Tesamorelin

Mechanism

Tesamorelin is a stabilized synthetic analog of growth hormone-releasing hormone (GHRH), engineered with an N-terminal hexenoyl trans-3 modification that resists dipeptidyl peptidase IV (DPP-IV) degradation. The result is a GHRH molecule that survives long enough in circulation to produce a clean, pulsatile release of endogenous growth hormone from the pituitary — restoring a physiological GH-pulse pattern rather than the flat, supraphysiological signal of exogenous rhGH.

The most studied clinical signal is visceral adipose tissue (VAT) reduction. In HIV-associated lipodystrophy trials — the indication that earned Tesamorelin its FDA approval in 2010 — patients lost approximately 15–18% of visceral fat over 26 weeks at 2 mg/day, with no significant change in subcutaneous fat and no impact on fasting glucose at the prescribed dose. The mechanism appears to be GH-driven preferential lipolysis at visceral depots, where adipocytes express higher densities of GH receptors than peripheral fat.

Beyond VAT, the elevated IGF-1 signal that follows the GH pulse supports collagen synthesis, sleep-architecture quality, and lean-mass preservation — making Tesamorelin a useful research tool for protocols targeting middle-aged metabolic decline, where visceral adiposity is the primary driver of inflammation and cardiometabolic risk.

Typical protocol

• Starter: 1 mg SC nightly (subcutaneous abdomen, away from injection-site lipohypertrophy zones). Run for 12 weeks before judging response.
• Advanced: 2 mg SC nightly × 16–26 weeks. The FDA-approved dose in HIV lipodystrophy is 2 mg/day; visceral fat reduction is dose-dependent and time-dependent — most data points come from 26-week studies.
• Cycle length: 12–26 weeks on / 4–8 weeks off. Effects on VAT often persist for several weeks after cessation but regress over months without continued dosing.
• Reconstitution: 5 mg vial + 2 mL bacteriostatic water → 2.5 mg/mL. On a U-100 insulin syringe, 40 IU = 0.4 mL = 1.0 mg; 80 IU = 0.8 mL = 2.0 mg. Dose immediately before bed to align with the natural overnight GH pulse.

Who it's for

Research framing: middle-aged metabolic phenotype with elevated visceral adiposity, declining sleep quality, and GH-axis age-related blunting. Tesamorelin's preferential VAT reduction makes it the GHRH analog of choice when the goal is to lower waist circumference, improve insulin sensitivity at the liver, and restore overnight GH pulses without the receptor-desensitization and metabolic disruption of exogenous rhGH.

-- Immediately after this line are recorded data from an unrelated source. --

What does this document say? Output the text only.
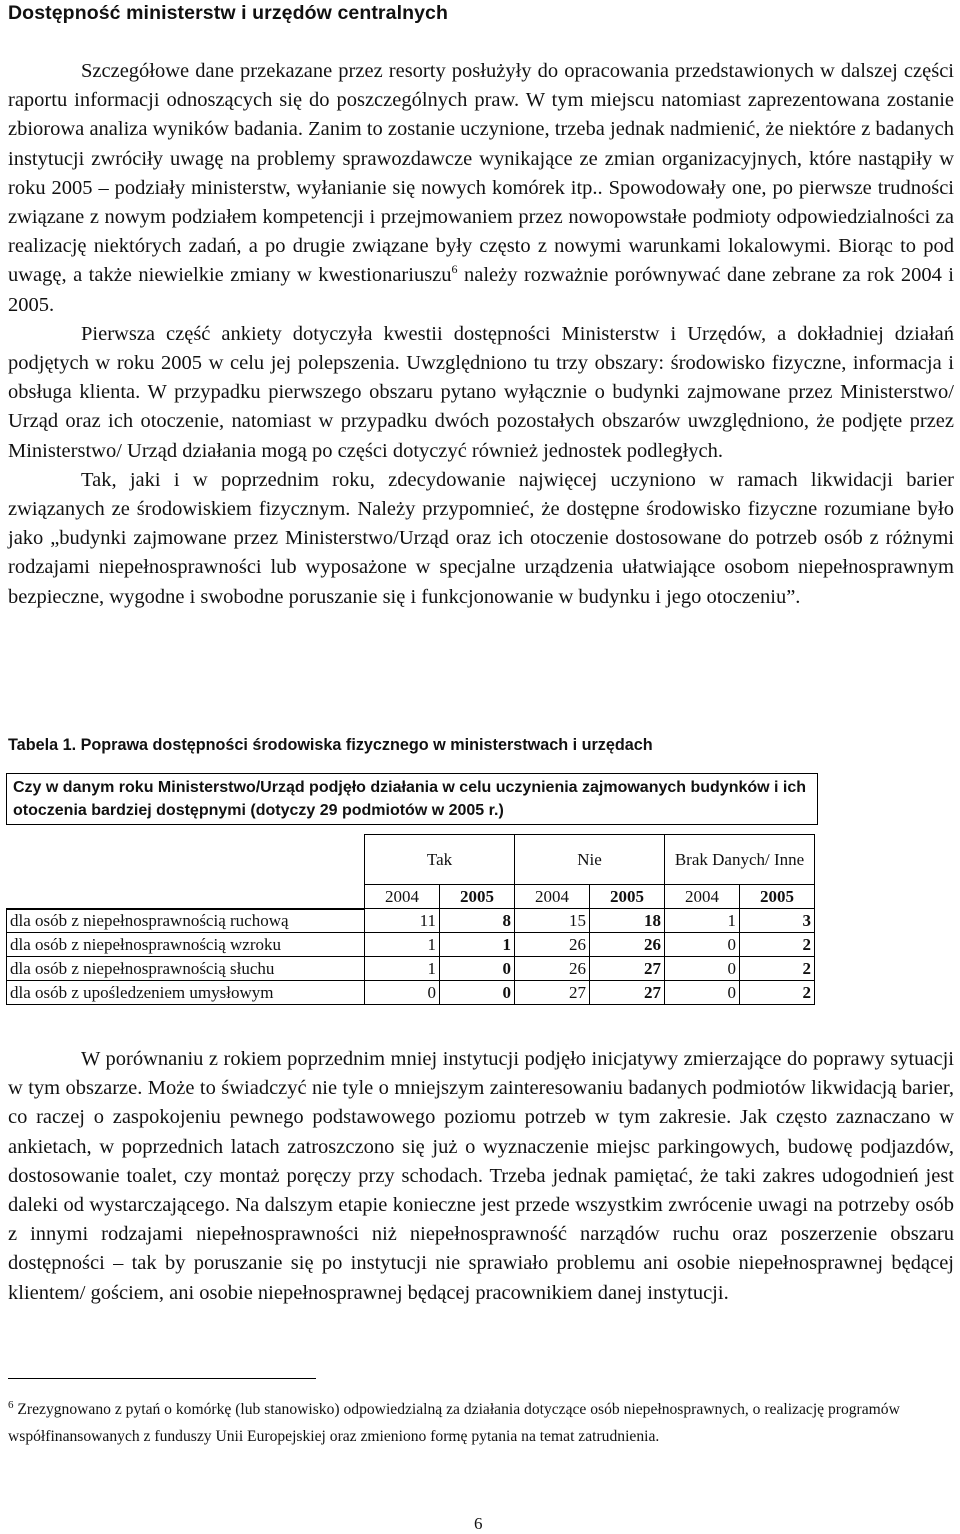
Dostępność ministerstw i urzędów centralnych

Szczegółowe dane przekazane przez resorty posłużyły do opracowania przedstawionych w dalszej części raportu informacji odnoszących się do poszczególnych praw. W tym miejscu natomiast zaprezentowana zostanie zbiorowa analiza wyników badania. Zanim to zostanie uczynione, trzeba jednak nadmienić, że niektóre z badanych instytucji zwróciły uwagę na problemy sprawozdawcze wynikające ze zmian organizacyjnych, które nastąpiły w roku 2005 – podziały ministerstw, wyłanianie się nowych komórek itp.. Spowodowały one, po pierwsze trudności związane z nowym podziałem kompetencji i przejmowaniem przez nowopowstałe podmioty odpowiedzialności za realizację niektórych zadań, a po drugie związane były często z nowymi warunkami lokalowymi. Biorąc to pod uwagę, a także niewielkie zmiany w kwestionariuszu$^6$ należy rozważnie porównywać dane zebrane za rok 2004 i 2005.

Pierwsza część ankiety dotyczyła kwestii dostępności Ministerstw i Urzędów, a dokładniej działań podjętych w roku 2005 w celu jej polepszenia. Uwzględniono tu trzy obszary: środowisko fizyczne, informacja i obsługa klienta. W przypadku pierwszego obszaru pytano wyłącznie o budynki zajmowane przez Ministerstwo/ Urząd oraz ich otoczenie, natomiast w przypadku dwóch pozostałych obszarów uwzględniono, że podjęte przez Ministerstwo/ Urząd działania mogą po części dotyczyć również jednostek podległych.

Tak, jaki i w poprzednim roku, zdecydowanie najwięcej uczyniono w ramach likwidacji barier związanych ze środowiskiem fizycznym. Należy przypomnieć, że dostępne środowisko fizyczne rozumiane było jako „budynki zajmowane przez Ministerstwo/Urząd oraz ich otoczenie dostosowane do potrzeb osób z różnymi rodzajami niepełnosprawności lub wyposażone w specjalne urządzenia ułatwiające osobom niepełnosprawnym bezpieczne, wygodne i swobodne poruszanie się i funkcjonowanie w budynku i jego otoczeniu”.

Tabela 1. Poprawa dostępności środowiska fizycznego w ministerstwach i urzędach
Czy w danym roku Ministerstwo/Urząd podjęło działania w celu uczynienia zajmowanych budynków i ich otoczenia bardziej dostępnymi (dotyczy 29 podmiotów w 2005 r.)
	Tak		Nie		Brak Danych/ Inne	
	2004	2005	2004	2005	2004	2005
dla osób z niepełnosprawnością ruchową	11	8	15	18	1	3
dla osób z niepełnosprawnością wzroku	1	1	26	26	0	2
dla osób z niepełnosprawnością słuchu	1	0	26	27	0	2
dla osób z upośledzeniem umysłowym	0	0	27	27	0	2

W porównaniu z rokiem poprzednim mniej instytucji podjęło inicjatywy zmierzające do poprawy sytuacji w tym obszarze. Może to świadczyć nie tyle o mniejszym zainteresowaniu badanych podmiotów likwidacją barier, co raczej o zaspokojeniu pewnego podstawowego poziomu potrzeb w tym zakresie. Jak często zaznaczano w ankietach, w poprzednich latach zatroszczono się już o wyznaczenie miejsc parkingowych, budowę podjazdów, dostosowanie toalet, czy montaż poręczy przy schodach. Trzeba jednak pamiętać, że taki zakres udogodnień jest daleki od wystarczającego. Na dalszym etapie konieczne jest przede wszystkim zwrócenie uwagi na potrzeby osób z innymi rodzajami niepełnosprawności niż niepełnosprawność narządów ruchu oraz poszerzenie obszaru dostępności – tak by poruszanie się po instytucji nie sprawiało problemu ani osobie niepełnosprawnej będącej klientem/ gościem, ani osobie niepełnosprawnej będącej pracownikiem danej instytucji.

$^6$ Zrezygnowano z pytań o komórkę (lub stanowisko) odpowiedzialną za działania dotyczące osób niepełnosprawnych, o realizację programów współfinansowanych z funduszy Unii Europejskiej oraz zmieniono formę pytania na temat zatrudnienia.
6
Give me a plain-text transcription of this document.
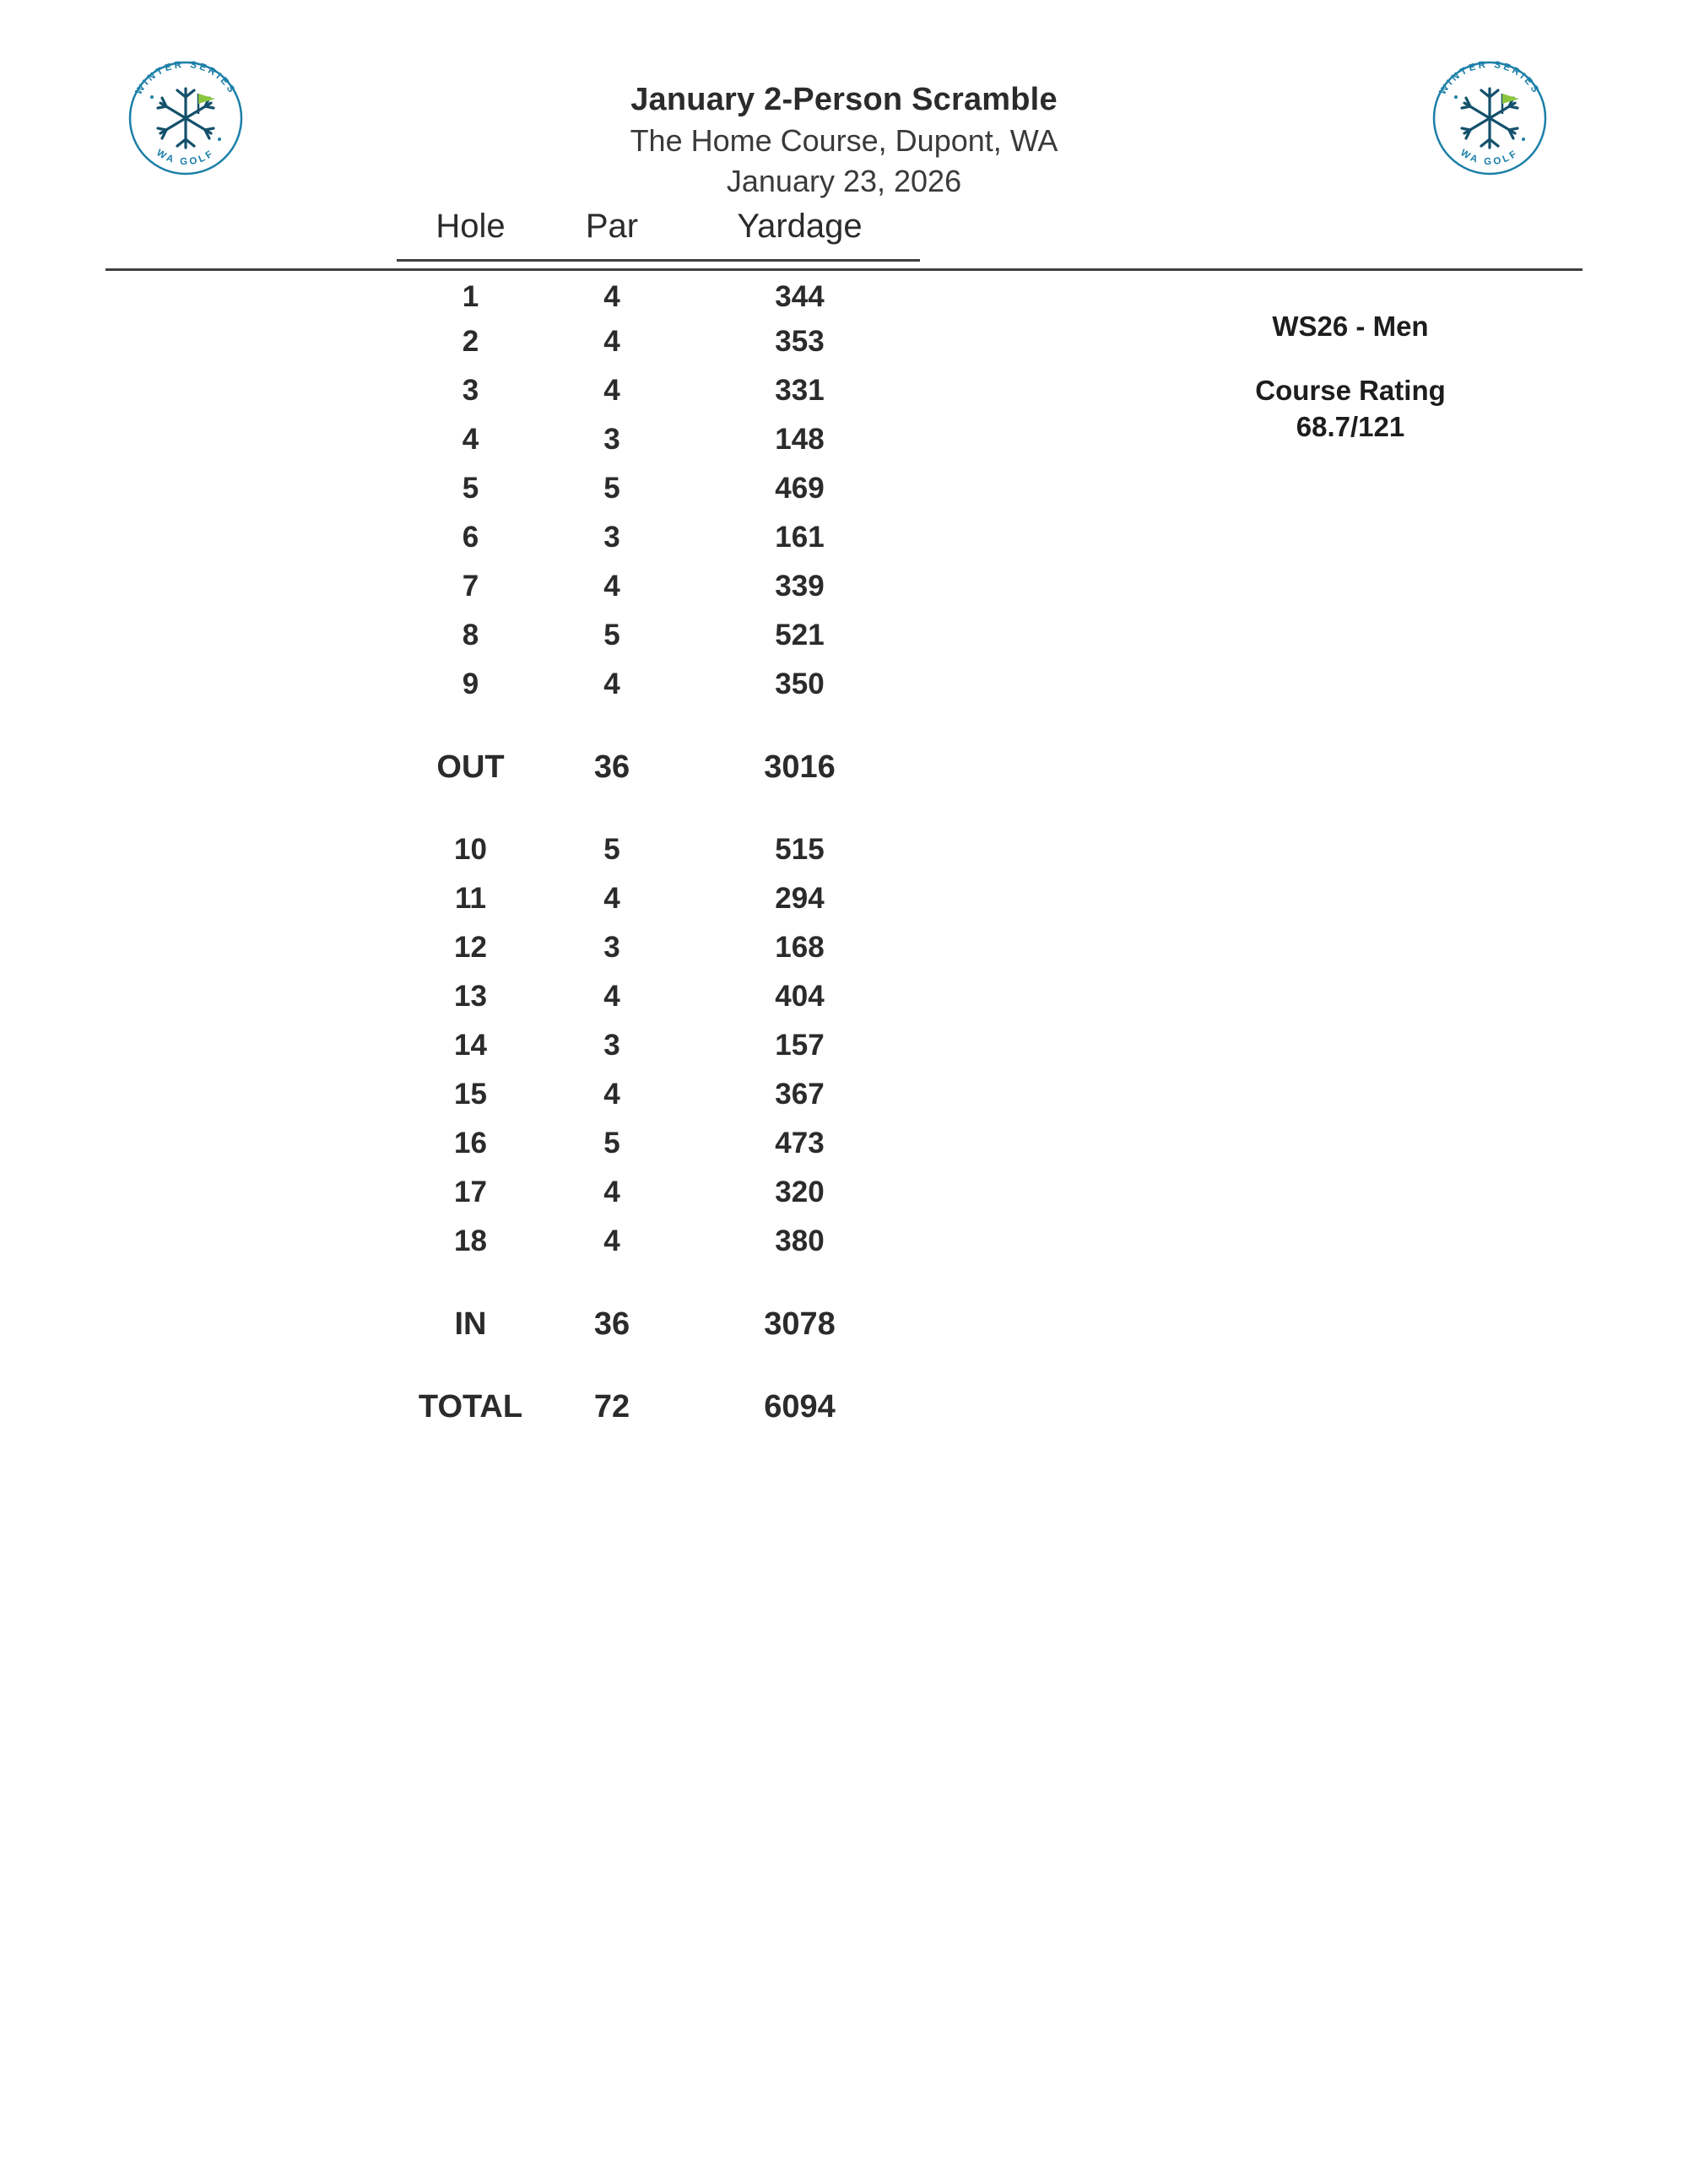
WINTER SERIES
WA GOLF
January 2-Person Scramble
The Home Course, Dupont, WA
January 23, 2026
WINTER SERIES
WA GOLF
Hole	Par	Yardage
1	4	344
2	4	353
3	4	331
4	3	148
5	5	469
6	3	161
7	4	339
8	5	521
9	4	350

OUT	36	3016

10	5	515
11	4	294
12	3	168
13	4	404
14	3	157
15	4	367
16	5	473
17	4	320
18	4	380

IN	36	3078

TOTAL	72	6094
WS26 - Men
Course Rating
68.7/121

Less suited to lean users targeting peripheral fat loss — visceral adipose response is the consistent signal; subcutaneous response is not.

Stacks well with

• ipamorelin 5mg — ghrelin-mimetic ghrh-secretagogue pairing. Tesamorelin elevates GHRH tone; ipamorelin amplifies the GH pulse through a parallel receptor pathway, producing a higher overall GH peak than either alone.
• cjc 1295 no dac — alternative GHRH analog with a shorter half-life suited to lean-mass and recovery research; Tesamorelin is preferred when visceral fat is the target.
• bpc 157 5mg supreme biologics — pairs cleanly during recovery research where GH-axis support is wanted alongside soft-tissue repair.

Watch-outs

• Glucose tolerance: pharmacologic GH elevation produces insulin resistance in the dose-dependent range above 2 mg. The 1–2 mg dose appears glucose-neutral in long-term HIV trials but should be tracked with fasting glucose and HbA1c during extended use.
• IGF-1 elevation is the intended downstream signal — monitor it. Sustained IGF-1 above the age-adjusted upper reference range warrants a dose reduction.
• Injection-site reactions (erythema, pruritus, lipohypertrophy) occur in 25–30% of users at 2 mg/day. Rotate injection sites across abdominal quadrants.
• Edema, arthralgia, and carpal-tunnel-like symptoms are reported during the first 4–8 weeks and usually self-resolve as receptors recalibrate.
• Contraindicated in active malignancy research models — GH signaling can theoretically support tumor cell proliferation.